I’m back with a cupcake recipe and this one is just as great as the last one. Salted caramel has to be the best pairing ever, just like Fleur de Sel and chocolate! I think everyone needs to learn how to make caramel. It’s really very easy. I think just the idea of making it is what scared people away! I need to get on top of sharing a caramel candy recipe with you here on the blog sometime soon. That will be wicked! I know there will be no sharing of those candies with any neighbors! My husband is a nut about caramel candies! He totally gave his stamp of approval for the salted caramel frosting that went into this recipe! He thought they tasted just like the caramel candies that he bought at the store. Now that is a win you guys!!
For this recipe, I used the same vanilla cupcake base that I used for the Lemon-Vanilla cupcakes. Vanilla goes really well with anything, but with salted caramel, it really hits the sweet spot! Also it helps that the cupcakes aren’t very sweet, so it is the perfect accompaniment to the frosting.
I’m totally kicking myself mentally for not taking process shots of the salted caramel, but I promise you an individual post on that soon! After all, every pantry needs a stash of salted caramel. It goes perfectly over ice cream. You can even make your own caramel popcorn with it at home (more on that another day!!!).
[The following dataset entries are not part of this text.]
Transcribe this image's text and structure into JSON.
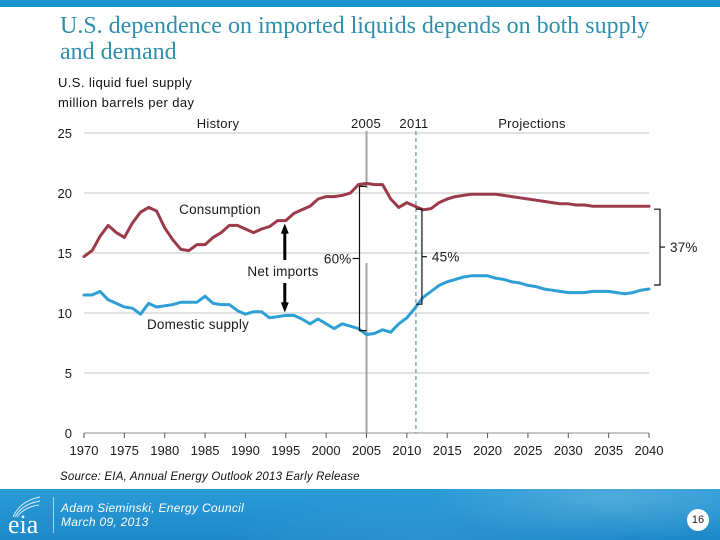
{
  "slide": {
    "title": "U.S. dependence on imported liquids depends on both supply and demand",
    "source": "Source:  EIA, Annual Energy Outlook 2013 Early Release",
    "footer": {
      "logo_text": "eia",
      "presenter": "Adam Sieminski, Energy Council",
      "date": "March 09, 2013",
      "page_number": "16"
    },
    "colors": {
      "brand_blue": "#1b95d0",
      "title": "#2e8fac",
      "consumption": "#9b3a4a",
      "domestic_supply": "#2d9fd4",
      "reference_2011": "#5f97ae"
    }
  },
  "chart_data": {
    "type": "line",
    "title": "U.S. liquid fuel supply",
    "ylabel": "million barrels per day",
    "xlabel": "",
    "xlim": [
      1970,
      2040
    ],
    "ylim": [
      0,
      25
    ],
    "grid": true,
    "xticks": [
      1970,
      1975,
      1980,
      1985,
      1990,
      1995,
      2000,
      2005,
      2010,
      2015,
      2020,
      2025,
      2030,
      2035,
      2040
    ],
    "yticks": [
      0,
      5,
      10,
      15,
      20,
      25
    ],
    "x": [
      1970,
      1971,
      1972,
      1973,
      1974,
      1975,
      1976,
      1977,
      1978,
      1979,
      1980,
      1981,
      1982,
      1983,
      1984,
      1985,
      1986,
      1987,
      1988,
      1989,
      1990,
      1991,
      1992,
      1993,
      1994,
      1995,
      1996,
      1997,
      1998,
      1999,
      2000,
      2001,
      2002,
      2003,
      2004,
      2005,
      2006,
      2007,
      2008,
      2009,
      2010,
      2011,
      2012,
      2013,
      2014,
      2015,
      2016,
      2017,
      2018,
      2019,
      2020,
      2021,
      2022,
      2023,
      2024,
      2025,
      2026,
      2027,
      2028,
      2029,
      2030,
      2031,
      2032,
      2033,
      2034,
      2035,
      2036,
      2037,
      2038,
      2039,
      2040
    ],
    "series": [
      {
        "name": "Consumption",
        "values": [
          14.7,
          15.2,
          16.4,
          17.3,
          16.7,
          16.3,
          17.5,
          18.4,
          18.8,
          18.5,
          17.1,
          16.1,
          15.3,
          15.2,
          15.7,
          15.7,
          16.3,
          16.7,
          17.3,
          17.3,
          17.0,
          16.7,
          17.0,
          17.2,
          17.7,
          17.7,
          18.3,
          18.6,
          18.9,
          19.5,
          19.7,
          19.7,
          19.8,
          20.0,
          20.7,
          20.8,
          20.7,
          20.7,
          19.5,
          18.8,
          19.2,
          18.9,
          18.6,
          18.7,
          19.2,
          19.5,
          19.7,
          19.8,
          19.9,
          19.9,
          19.9,
          19.9,
          19.8,
          19.7,
          19.6,
          19.5,
          19.4,
          19.3,
          19.2,
          19.1,
          19.1,
          19.0,
          19.0,
          18.9,
          18.9,
          18.9,
          18.9,
          18.9,
          18.9,
          18.9,
          18.9
        ]
      },
      {
        "name": "Domestic supply",
        "values": [
          11.5,
          11.5,
          11.8,
          11.1,
          10.8,
          10.5,
          10.4,
          9.9,
          10.8,
          10.5,
          10.6,
          10.7,
          10.9,
          10.9,
          10.9,
          11.4,
          10.8,
          10.7,
          10.7,
          10.2,
          9.9,
          10.1,
          10.1,
          9.6,
          9.7,
          9.8,
          9.8,
          9.5,
          9.1,
          9.5,
          9.1,
          8.7,
          9.1,
          8.9,
          8.7,
          8.2,
          8.3,
          8.6,
          8.4,
          9.1,
          9.6,
          10.4,
          11.3,
          11.8,
          12.3,
          12.6,
          12.8,
          13.0,
          13.1,
          13.1,
          13.1,
          12.9,
          12.8,
          12.6,
          12.5,
          12.3,
          12.2,
          12.0,
          11.9,
          11.8,
          11.7,
          11.7,
          11.7,
          11.8,
          11.8,
          11.8,
          11.7,
          11.6,
          11.7,
          11.9,
          12.0
        ]
      }
    ],
    "period_labels": {
      "history": "History",
      "ref_2005": "2005",
      "ref_2011": "2011",
      "projections": "Projections"
    },
    "reference_lines": [
      {
        "year": 2005,
        "style": "solid"
      },
      {
        "year": 2011,
        "style": "dashed"
      }
    ],
    "annotations": {
      "consumption": "Consumption",
      "net_imports": "Net imports",
      "domestic_supply": "Domestic supply"
    },
    "net_imports_arrow_year": 1995,
    "import_share_brackets": [
      {
        "year": 2005,
        "label": "60%",
        "label_side": "left"
      },
      {
        "year": 2011,
        "label": "45%",
        "label_side": "right"
      },
      {
        "year": 2040,
        "label": "37%",
        "label_side": "right"
      }
    ]
  }
}
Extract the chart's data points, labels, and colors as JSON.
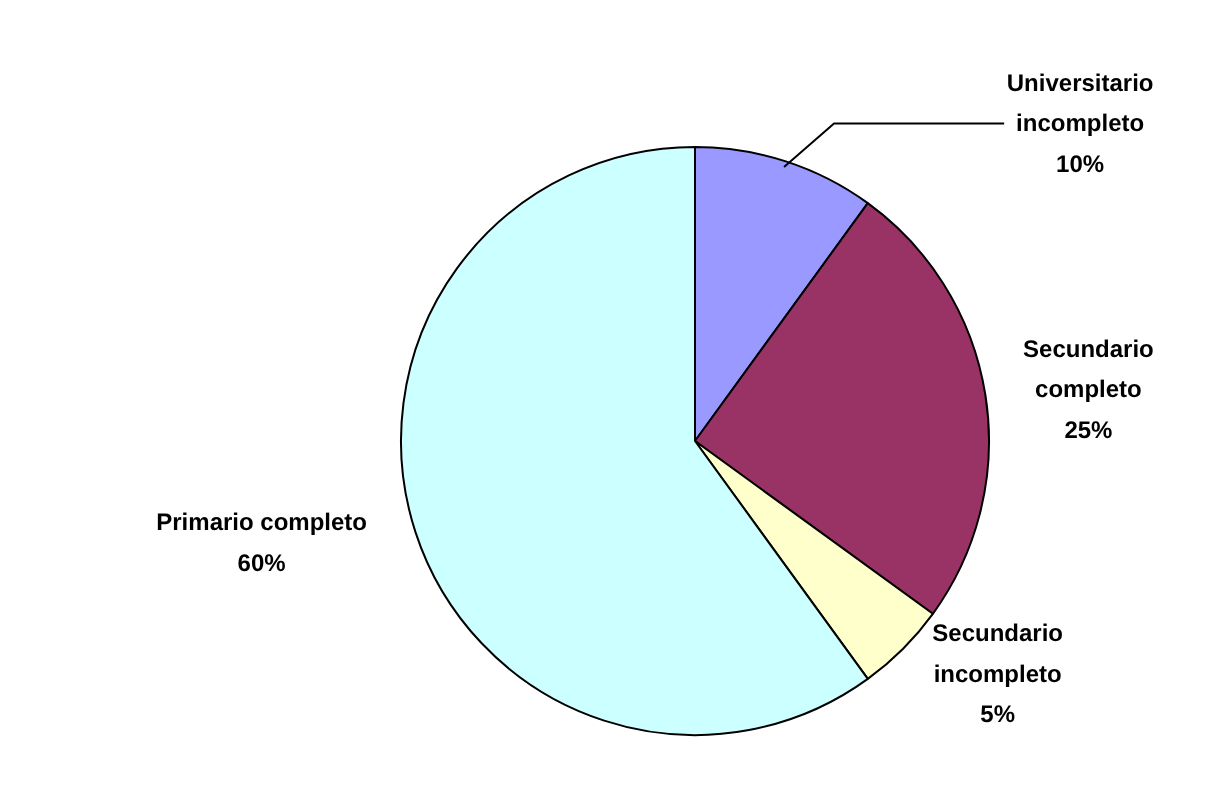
{
  "chart_data": {
    "type": "pie",
    "categories": [
      "Universitario incompleto",
      "Secundario completo",
      "Secundario incompleto",
      "Primario completo"
    ],
    "values": [
      10,
      25,
      5,
      60
    ],
    "colors": [
      "#9999ff",
      "#993366",
      "#ffffcc",
      "#ccffff"
    ],
    "value_labels": [
      "10%",
      "25%",
      "5%",
      "60%"
    ]
  }
}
These cupcakes need to be generously frosted with this insane salted caramel buttercream frosting! To take it all home, drizzle some extra caramel on top of the frosting. Peerrfect!!
- 2½ cups flour
- 2½ tsp. baking powder
- ¼ tsp. salt
- 1 stick of butter, at room temperature
- 11/2 cups sugar
- 2 large eggs, at room temperature
- 2½ tsp vanilla
- 1¼ cups whole milk, at room temperature
- 1/2 cup white sugar
- 4 tablespoons butter, cut into cubes
- 1/4 cup heavy cream
- 1 teaspoon vanilla extract
- 1/2 teaspoon sea salt
- 2 sticks of unsalted butter, soft
- 3 cups of powdered sugar
- 1 teaspoons vanilla extract
- 1/4 cup salted caramel (if you want it sweeter, feel free to add some more)
- Before you begin, get all your ingredients ready and have them waiting near your stove-top. The caramel comes together very fast, so you do not want to be looking for the ingredients. The sugar might burn!
- Place a heavy-bottomed 2 or 3 qt. saucepan over medium-high heat and sprinkle about a tablespoon of the sugar into the bottom. You’d need a bigger saucepan since the caramel might foam up after you add caramel. You don’t want it to spill over!
- Lift the pan over the heat and shake/swirl the sugar until it starts to melt. Continue swirling the pan around until the sugar is all clump-free and melted.
- Sprinkle some more sugar on top and repeat the “swirl and shake” over the heat until the new sugar is incorporated and melted into the first batch. (The sugar will start to caramelize at this point which is why you want to lift if off the heat, preventing it from burning.)
- Repeat the previous step with the remaining sugar, sprinkling a little at a time until it is all melted and a dark amber color.
- Add the butter and whisk until totally melted and combined.
- Remove from heat and slowly stream the cream into the caramel. (It may seize up and foam a bit! Its OK, just keep whisking over low heat.) Whisk it rapidly until smooth. Stir in the vanilla and sea salt.
- Pour caramel in a glass jar or measuring cup and allow to cool completely! Do not add hot or warm caramel to the frosting.
For the cupcakes
- In a medium sized bowl whisk together the flour, baking powder and salt.
- In the bowl of a stand mixer fitted with a paddle attachment, cream together the butter and sugar until pale and smooth. Mix in the eggs, one at a time.
- Stir the vanilla into the milk.
- With the mixer on low speed, alternate adding the dry ingredients and the milk, starting and ending with the dry ingredients. Mix until just combined.
- Fill liners about ⅔ of the way. Bake for 16-18 minutes or until a toothpick interred into one of the cupcakes comes out clean. Allow cupcakes to cool on a wire rack. Always cool 100% before frosting. Once the cupcakes are frosted, drizzle some left over salted caramel sauce.
- Cream together the butter and powdered sugar, a cup at a time. Start with 2 cups and add more depending on how stiff you want it to be. Keep in mind that the caramel will also have to added next which will loosen out the frosting slightly. Mix in the salted caramel.